Sunday, September 25, 1988

Right now the hurt is so bad that there’s no way any of it could have been worth it. It just hurts too much, too much to smile, too much to look at the night sky, too much to wish or remember or even breath.

Susan says she’ll always be my friend. Will she? Is she now? At some point she must have stopped being my friend and started simply cushioning my fall. Why? Maybe she just felt guilty about leaving me.

Tuesday, September 27, 1988

I got a call from back home today. They offered me a job, wanting me to start on October 24. Can you believe that? At exactly the same time, ironically enough, Susan got a job up here and will be moving up the same weekend I’m moving down. Our ships will pass in the night.

“You can never be friends again,” someone told me this weekend, “you can only be ex-lovers.”

I knew that day would come when we’d have to say goodbye. I sat in stunned silence tonight, unable to respond, when she said to me, “It never worked.” How could she begin to say that after all the feelings we shared?
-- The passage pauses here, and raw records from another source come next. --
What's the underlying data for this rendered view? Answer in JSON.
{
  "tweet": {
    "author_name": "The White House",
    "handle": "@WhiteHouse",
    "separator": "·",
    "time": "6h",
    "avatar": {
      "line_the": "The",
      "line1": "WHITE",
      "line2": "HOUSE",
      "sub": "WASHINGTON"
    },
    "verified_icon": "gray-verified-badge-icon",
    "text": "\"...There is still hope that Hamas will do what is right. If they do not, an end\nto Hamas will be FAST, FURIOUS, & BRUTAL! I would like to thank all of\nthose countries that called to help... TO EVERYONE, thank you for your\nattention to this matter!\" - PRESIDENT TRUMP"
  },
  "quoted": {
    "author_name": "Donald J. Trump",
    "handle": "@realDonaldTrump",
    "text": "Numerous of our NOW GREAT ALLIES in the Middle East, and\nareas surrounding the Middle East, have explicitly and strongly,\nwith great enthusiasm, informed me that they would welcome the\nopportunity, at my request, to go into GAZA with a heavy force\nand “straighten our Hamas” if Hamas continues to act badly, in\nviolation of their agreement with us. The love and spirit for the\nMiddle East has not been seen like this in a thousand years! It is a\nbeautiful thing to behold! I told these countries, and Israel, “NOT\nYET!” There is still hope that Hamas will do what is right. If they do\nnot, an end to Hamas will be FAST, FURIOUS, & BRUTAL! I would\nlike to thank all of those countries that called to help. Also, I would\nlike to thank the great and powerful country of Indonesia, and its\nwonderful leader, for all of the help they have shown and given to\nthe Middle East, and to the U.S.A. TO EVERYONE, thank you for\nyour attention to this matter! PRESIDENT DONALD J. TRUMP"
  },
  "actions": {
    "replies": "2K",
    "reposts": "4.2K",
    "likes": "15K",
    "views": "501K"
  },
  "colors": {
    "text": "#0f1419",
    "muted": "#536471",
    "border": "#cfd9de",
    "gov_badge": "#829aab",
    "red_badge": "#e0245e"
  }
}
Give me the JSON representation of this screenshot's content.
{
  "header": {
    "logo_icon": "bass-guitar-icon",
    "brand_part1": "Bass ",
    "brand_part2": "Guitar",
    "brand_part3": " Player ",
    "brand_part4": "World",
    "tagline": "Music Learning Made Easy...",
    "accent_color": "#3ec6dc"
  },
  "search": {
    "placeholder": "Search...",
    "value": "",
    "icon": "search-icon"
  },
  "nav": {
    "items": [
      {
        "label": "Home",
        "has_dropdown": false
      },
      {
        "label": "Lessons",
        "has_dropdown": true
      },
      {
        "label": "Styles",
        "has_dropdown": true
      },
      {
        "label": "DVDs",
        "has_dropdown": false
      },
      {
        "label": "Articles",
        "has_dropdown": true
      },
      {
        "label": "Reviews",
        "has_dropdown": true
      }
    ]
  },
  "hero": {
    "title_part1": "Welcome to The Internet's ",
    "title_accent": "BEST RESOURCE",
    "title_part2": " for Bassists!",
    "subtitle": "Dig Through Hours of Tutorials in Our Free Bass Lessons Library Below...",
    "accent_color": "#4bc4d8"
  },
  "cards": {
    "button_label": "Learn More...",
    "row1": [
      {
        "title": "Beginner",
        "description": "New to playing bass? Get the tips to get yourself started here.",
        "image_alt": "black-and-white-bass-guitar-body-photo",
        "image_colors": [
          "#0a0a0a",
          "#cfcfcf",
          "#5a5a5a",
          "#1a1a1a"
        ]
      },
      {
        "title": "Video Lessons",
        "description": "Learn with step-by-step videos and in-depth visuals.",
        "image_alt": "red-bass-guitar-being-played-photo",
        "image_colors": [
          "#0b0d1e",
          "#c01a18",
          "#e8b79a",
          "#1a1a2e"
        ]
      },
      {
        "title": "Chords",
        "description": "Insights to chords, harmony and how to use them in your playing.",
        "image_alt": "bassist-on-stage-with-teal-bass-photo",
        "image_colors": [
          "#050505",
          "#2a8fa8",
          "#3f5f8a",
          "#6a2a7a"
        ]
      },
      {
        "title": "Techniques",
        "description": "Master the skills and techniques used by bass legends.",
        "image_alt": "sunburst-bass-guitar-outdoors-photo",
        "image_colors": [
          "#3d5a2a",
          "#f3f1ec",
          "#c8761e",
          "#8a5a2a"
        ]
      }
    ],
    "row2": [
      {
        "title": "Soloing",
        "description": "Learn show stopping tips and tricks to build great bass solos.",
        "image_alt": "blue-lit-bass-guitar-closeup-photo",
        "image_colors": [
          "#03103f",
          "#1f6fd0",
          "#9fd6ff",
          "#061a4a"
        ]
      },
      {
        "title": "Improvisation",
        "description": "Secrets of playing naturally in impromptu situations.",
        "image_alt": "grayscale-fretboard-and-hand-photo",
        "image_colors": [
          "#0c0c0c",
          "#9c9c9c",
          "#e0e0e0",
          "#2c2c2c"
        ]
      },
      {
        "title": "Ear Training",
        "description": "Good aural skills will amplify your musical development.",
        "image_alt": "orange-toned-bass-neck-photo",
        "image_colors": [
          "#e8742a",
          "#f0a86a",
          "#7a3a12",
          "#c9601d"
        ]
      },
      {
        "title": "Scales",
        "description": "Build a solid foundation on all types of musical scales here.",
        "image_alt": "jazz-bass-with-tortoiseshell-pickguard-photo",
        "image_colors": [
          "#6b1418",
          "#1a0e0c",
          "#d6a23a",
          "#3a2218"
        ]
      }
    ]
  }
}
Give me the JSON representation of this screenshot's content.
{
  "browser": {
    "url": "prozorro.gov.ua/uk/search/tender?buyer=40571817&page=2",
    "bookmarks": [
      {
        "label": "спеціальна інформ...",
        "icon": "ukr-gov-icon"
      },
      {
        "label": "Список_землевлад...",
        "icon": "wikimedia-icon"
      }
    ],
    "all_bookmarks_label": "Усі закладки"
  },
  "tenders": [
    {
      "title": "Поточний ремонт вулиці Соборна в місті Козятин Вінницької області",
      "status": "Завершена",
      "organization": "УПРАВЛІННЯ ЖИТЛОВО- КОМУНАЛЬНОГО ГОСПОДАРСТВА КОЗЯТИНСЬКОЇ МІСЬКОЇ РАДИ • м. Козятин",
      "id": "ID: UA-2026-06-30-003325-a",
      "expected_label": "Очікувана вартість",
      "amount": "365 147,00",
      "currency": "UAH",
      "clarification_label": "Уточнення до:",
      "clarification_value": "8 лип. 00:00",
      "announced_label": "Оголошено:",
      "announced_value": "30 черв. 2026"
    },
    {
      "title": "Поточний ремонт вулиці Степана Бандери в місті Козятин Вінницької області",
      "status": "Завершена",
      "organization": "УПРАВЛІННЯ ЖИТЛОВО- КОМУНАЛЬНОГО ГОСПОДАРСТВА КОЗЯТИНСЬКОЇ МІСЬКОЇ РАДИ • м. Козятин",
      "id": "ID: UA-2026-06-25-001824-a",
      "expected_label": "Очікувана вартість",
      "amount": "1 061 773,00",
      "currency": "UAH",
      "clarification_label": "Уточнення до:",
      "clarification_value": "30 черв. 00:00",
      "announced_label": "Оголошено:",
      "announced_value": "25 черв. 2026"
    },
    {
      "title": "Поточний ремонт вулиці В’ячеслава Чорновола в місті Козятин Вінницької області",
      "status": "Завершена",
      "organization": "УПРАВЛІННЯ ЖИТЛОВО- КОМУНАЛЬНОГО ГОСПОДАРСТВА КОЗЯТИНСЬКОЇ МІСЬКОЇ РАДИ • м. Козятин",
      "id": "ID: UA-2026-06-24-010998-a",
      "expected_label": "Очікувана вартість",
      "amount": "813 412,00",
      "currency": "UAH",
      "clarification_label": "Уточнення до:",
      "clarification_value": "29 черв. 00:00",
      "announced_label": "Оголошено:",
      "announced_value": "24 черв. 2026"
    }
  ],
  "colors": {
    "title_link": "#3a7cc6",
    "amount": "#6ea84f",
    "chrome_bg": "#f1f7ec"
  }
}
“The day will come,” I told her two years ago, unaware that she had a crush on me, unaware of the emotions and players in the mix, unaware of the way we were destined to tear each other asunder, unaware of many things, “when we’ll have to say goodbye.”

Goodbye, goodbye. Our love was so good. I’m sorry it had to end this way. I’m sorry it had to end. Something inside me is dying.

 

Still Return

Monday, June 19, 1989

I write in my journal by the light of the summer moon as I have returned to the Acme Road Bridge three years after it all happened.

It is exactly as I remember, as though I were here yesterday. But tonight, no one is falling in love. The trucks on the interstate pass under the Bridge, the moon rises slowly to the southeast, the lights from the factories and colleges shine in rows in the distance. The gravel road and the dirt turnout where we parked are exactly the same.

I feel lost in time and space, as though it were 1986 again, and I had closed my eyes for a moment. I almost expect her voice to ask me what I’m thinking, to shatter this dark dream.

Tonight, though, it is my own car sitting by this dusty, dimly lit side road. There is no voice teasing and exploring and inviting me to fall in love. There are no green eyes watching for feelings hidden inside.

I never thought it could hurt this much.